Ken Loo, secretary-general at GMAC, said that BFC’s reluctance to involve his organization in discussions, and its haste to implement the new monitoring standards, had led him to tell factories that any factory inspections must include government officials, a directive that he claims is part of the original agreement between stakeholders.
“BFC has gone beyond its mandate,” Mr. Loo said. “Their job is to monitor and report, not to enforce; that is the government’s job.
“And now they are going ahead and trying to implement new practices without involving two of the three stakeholders. We feel like it is being shoved down our throats.”
“The only mechanism we have to express our displeasure is to call on factory owners to demand that the government and GMAC are involved whenever Better Factories comes for an inspection.”
Mr. Loo claims that the initial memorandum of understanding (MoU) on factory monitoring completed and signed by the government, GMAC and ILO specifies that all parties be involved at all stages of discussion and implementation, but Jill Tucker, chief technical adviser at BFC, claims the opposite.

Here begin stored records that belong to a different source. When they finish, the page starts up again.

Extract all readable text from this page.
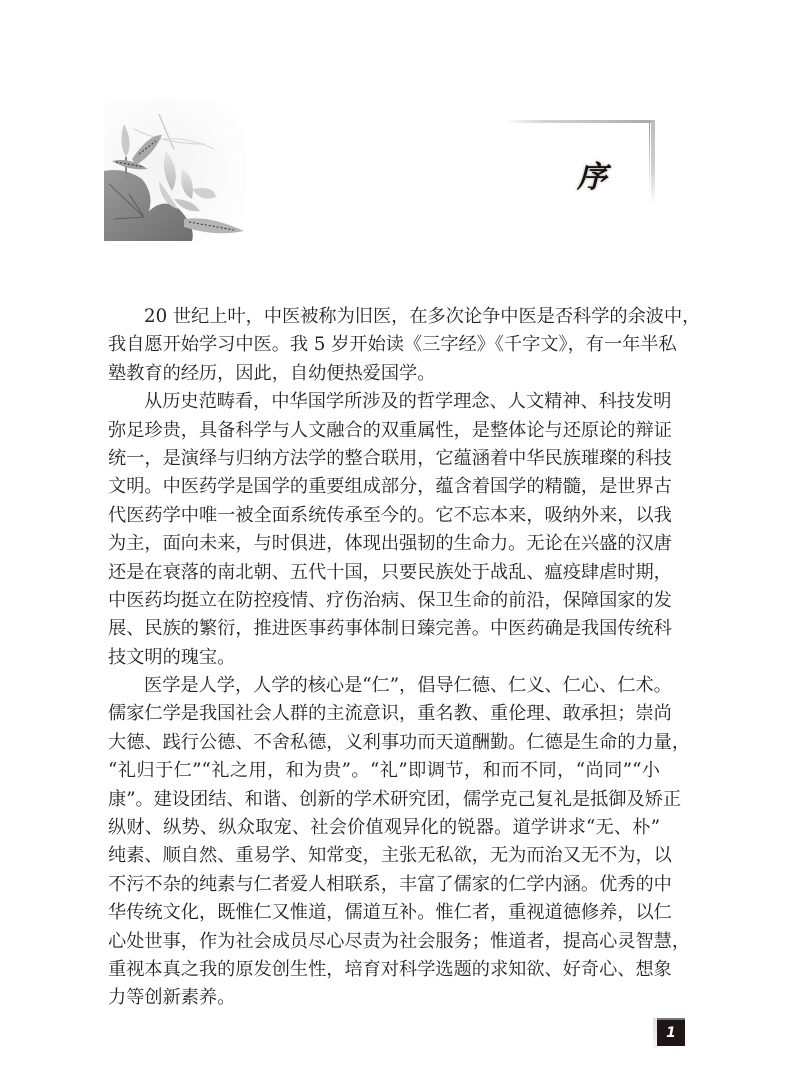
序
20 世纪上叶，中医被称为旧医，在多次论争中医是否科学的余波中，
我自愿开始学习中医。我 5 岁开始读《三字经》《千字文》，有一年半私
塾教育的经历，因此，自幼便热爱国学。
从历史范畴看，中华国学所涉及的哲学理念、人文精神、科技发明
弥足珍贵，具备科学与人文融合的双重属性，是整体论与还原论的辩证
统一，是演绎与归纳方法学的整合联用，它蕴涵着中华民族璀璨的科技
文明。中医药学是国学的重要组成部分，蕴含着国学的精髓，是世界古
代医药学中唯一被全面系统传承至今的。它不忘本来，吸纳外来，以我
为主，面向未来，与时俱进，体现出强韧的生命力。无论在兴盛的汉唐
还是在衰落的南北朝、五代十国，只要民族处于战乱、瘟疫肆虐时期，
中医药均挺立在防控疫情、疗伤治病、保卫生命的前沿，保障国家的发
展、民族的繁衍，推进医事药事体制日臻完善。中医药确是我国传统科
技文明的瑰宝。
医学是人学，人学的核心是“仁”，倡导仁德、仁义、仁心、仁术。
儒家仁学是我国社会人群的主流意识，重名教、重伦理、敢承担；崇尚
大德、践行公德、不舍私德，义利事功而天道酬勤。仁德是生命的力量，
“礼归于仁”“礼之用，和为贵”。“礼”即调节，和而不同，“尚同”“小
康”。建设团结、和谐、创新的学术研究团，儒学克己复礼是抵御及矫正
纵财、纵势、纵众取宠、社会价值观异化的锐器。道学讲求“无、朴”
纯素、顺自然、重易学、知常变，主张无私欲，无为而治又无不为，以
不污不杂的纯素与仁者爱人相联系，丰富了儒家的仁学内涵。优秀的中
华传统文化，既惟仁又惟道，儒道互补。惟仁者，重视道德修养，以仁
心处世事，作为社会成员尽心尽责为社会服务；惟道者，提高心灵智慧，
重视本真之我的原发创生性，培育对科学选题的求知欲、好奇心、想象
力等创新素养。
1
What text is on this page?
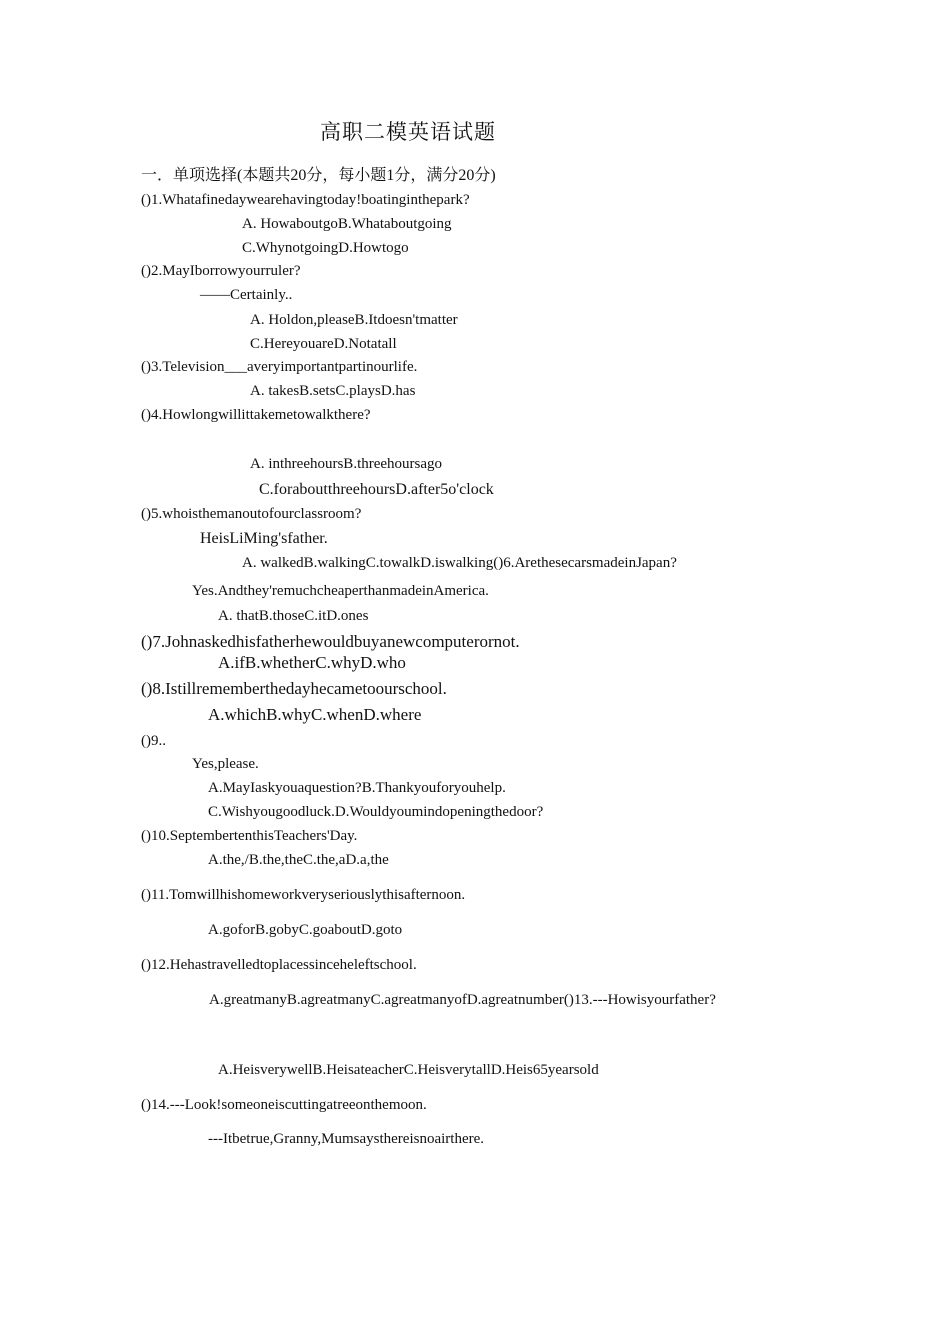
高职二模英语试题
一．单项选择(本题共20分，每小题1分，满分20分)
()1.Whatafinedaywearehavingtoday!boatinginthepark?
A. HowaboutgoB.Whataboutgoing
C.WhynotgoingD.Howtogo
()2.MayIborrowyourruler?
——Certainly..
A. Holdon,pleaseB.Itdoesn'tmatter
C.HereyouareD.Notatall
()3.Television___averyimportantpartinourlife.
A. takesB.setsC.playsD.has
()4.Howlongwillittakemetowalkthere?
A. inthreehoursB.threehoursago
C.foraboutthreehoursD.after5o'clock
()5.whoisthemanoutofourclassroom?
HeisLiMing'sfather.
A. walkedB.walkingC.towalkD.iswalking()6.ArethesecarsmadeinJapan?
Yes.Andthey'remuchcheaperthanmadeinAmerica.
A. thatB.thoseC.itD.ones
()7.Johnaskedhisfatherhewouldbuyanewcomputerornot.
A.ifB.whetherC.whyD.who
()8.Istillrememberthedayhecametoourschool.
A.whichB.whyC.whenD.where
()9..
Yes,please.
A.MayIaskyouaquestion?B.Thankyouforyouhelp.
C.Wishyougoodluck.D.Wouldyoumindopeningthedoor?
()10.SeptembertenthisTeachers'Day.
A.the,/B.the,theC.the,aD.a,the
()11.Tomwillhishomeworkveryseriouslythisafternoon.
A.goforB.gobyC.goaboutD.goto
()12.Hehastravelledtoplacessinceheleftschool.
A.greatmanyB.agreatmanyC.agreatmanyofD.agreatnumber()13.---Howisyourfather?
A.HeisverywellB.HeisateacherC.HeisverytallD.Heis65yearsold
()14.---Look!someoneiscuttingatreeonthemoon.
---Itbetrue,Granny,Mumsaysthereisnoairthere.
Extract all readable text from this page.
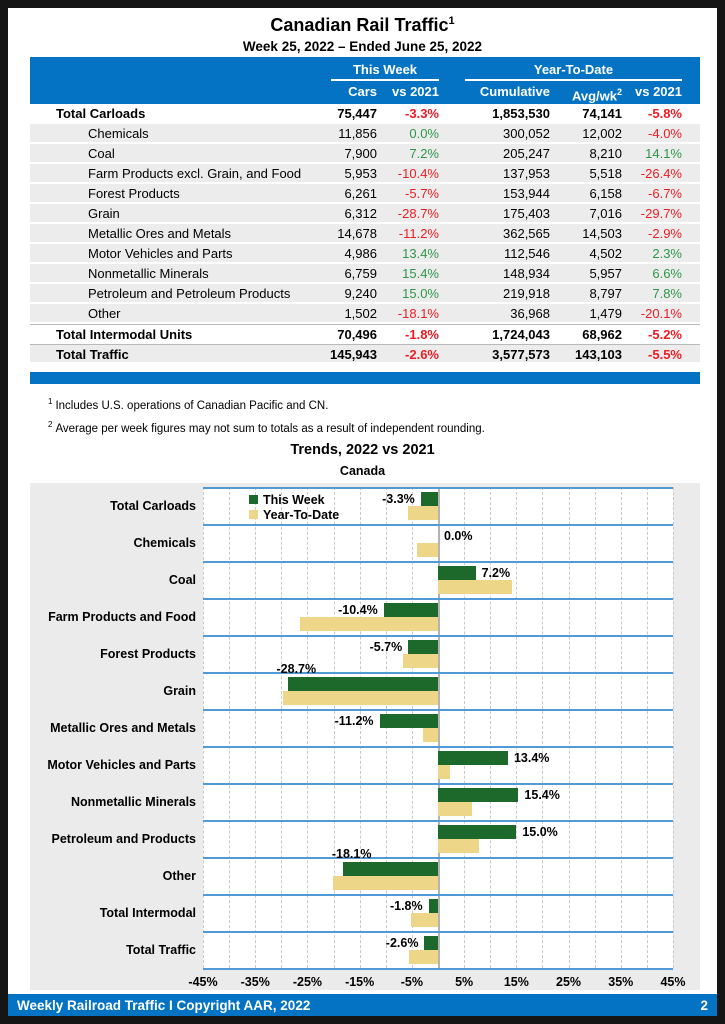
Canadian Rail Traffic$^1$
Week 25, 2022 – Ended June 25, 2022
This Week	Year-To-Date
Cars	vs 2021	Cumulative	Avg/$wk^2$	vs 2021
Total Carloads	75,447	-3.3%	1,853,530	74,141	-5.8%
Chemicals	11,856	0.0%	300,052	12,002	-4.0%
Coal	7,900	7.2%	205,247	8,210	14.1%
Farm Products excl. Grain, and Food	5,953	-10.4%	137,953	5,518	-26.4%
Forest Products	6,261	-5.7%	153,944	6,158	-6.7%
Grain	6,312	-28.7%	175,403	7,016	-29.7%
Metallic Ores and Metals	14,678	-11.2%	362,565	14,503	-2.9%
Motor Vehicles and Parts	4,986	13.4%	112,546	4,502	2.3%
Nonmetallic Minerals	6,759	15.4%	148,934	5,957	6.6%
Petroleum and Petroleum Products	9,240	15.0%	219,918	8,797	7.8%
Other	1,502	-18.1%	36,968	1,479	-20.1%
Total Intermodal Units	70,496	-1.8%	1,724,043	68,962	-5.2%
Total Traffic	145,943	-2.6%	3,577,573	143,103	-5.5%
$^1$ Includes U.S. operations of Canadian Pacific and CN.
$^2$ Average per week figures may not sum to totals as a result of independent rounding.
Trends, 2022 vs 2021
Canada
Total Carloads
Chemicals
Coal
Farm Products and Food
Forest Products
Grain
Metallic Ores and Metals
Motor Vehicles and Parts
Nonmetallic Minerals
Petroleum and Products
Other
Total Intermodal
Total Traffic
-3.3%
0.0%
7.2%
-10.4%
-5.7%
-28.7%
-11.2%
13.4%
15.4%
15.0%
-18.1%
-1.8%
-2.6%
This Week
Year-To-Date
-45% -35% -25% -15% -5%	5% 15% 25% 35% 45%
Weekly Railroad Traffic I Copyright AAR, 2022	2
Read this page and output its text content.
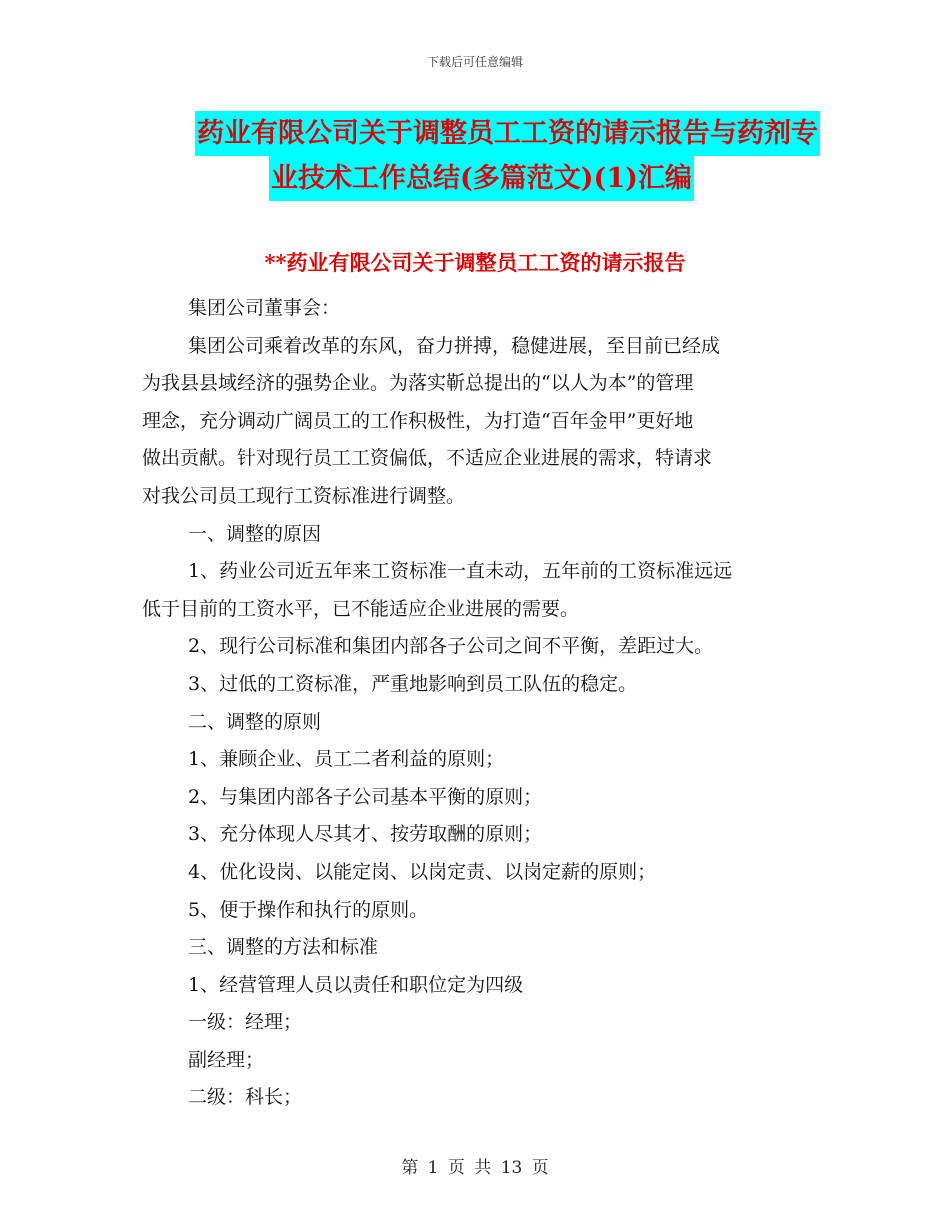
下载后可任意编辑
药业有限公司关于调整员工工资的请示报告与药剂专
业技术工作总结(多篇范文)(1)汇编
**药业有限公司关于调整员工工资的请示报告

集团公司董事会：

集团公司乘着改革的东风，奋力拼搏，稳健进展，至目前已经成

为我县县域经济的强势企业。为落实靳总提出的“以人为本”的管理

理念，充分调动广阔员工的工作积极性，为打造“百年金甲”更好地

做出贡献。针对现行员工工资偏低，不适应企业进展的需求，特请求

对我公司员工现行工资标准进行调整。

一、调整的原因

1、药业公司近五年来工资标准一直未动，五年前的工资标准远远

低于目前的工资水平，已不能适应企业进展的需要。

2、现行公司标准和集团内部各子公司之间不平衡，差距过大。

3、过低的工资标准，严重地影响到员工队伍的稳定。

二、调整的原则

1、兼顾企业、员工二者利益的原则；

2、与集团内部各子公司基本平衡的原则；

3、充分体现人尽其才、按劳取酬的原则；

4、优化设岗、以能定岗、以岗定责、以岗定薪的原则；

5、便于操作和执行的原则。

三、调整的方法和标准

1、经营管理人员以责任和职位定为四级

一级：经理；

副经理；

二级：科长；

第 1 页 共 13 页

“[To have government officials involved in factory inspections] doesn’t conform to our role as an independent and neutral body that operates without interference,” Ms. Tucker said. “The government is supposed to play an advisory role only.”
And “[having government officials involved in inspections] contravenes the [separate] MoU that all garment export factories have signed [with the BFC],” she said.
BFC announced last week that in January it would start to publicly disclose the names and details of legal indiscretions by factories that do not comply with Cambodian labor laws and international standards.
The move followed after Stanford Law School researchers in February released a report that concluded that BFC had failed to improve wages and standards for workers in the Cambodian garment sector. The scathing Stanford report said the BFC’s lack of transparency had actually set back industry standards for Cambodian workers compared to those in China, Indonesia and Vietnam—none of which had an ILO-backed factory-monitoring program at the time.
Sat Samoth, undersecretary of state at the Ministry of Labor, said that he was working to bring BFC and GMAC to the negotiating table in order to once again make factory conditions the top priority.
“I have taken consultation with the unions, BFC, GMAC and the U.S. Embassy and drafted a new MoU and sent it to the parties [Monday] morning,” Mr. Samoth said. “We will set up a task force to solve the issue and then have until January to agree to a solution.
“It seems that everyone wants disclosure [of legal noncompliance by factories] but have lost the ability to communicate with each other,” he added.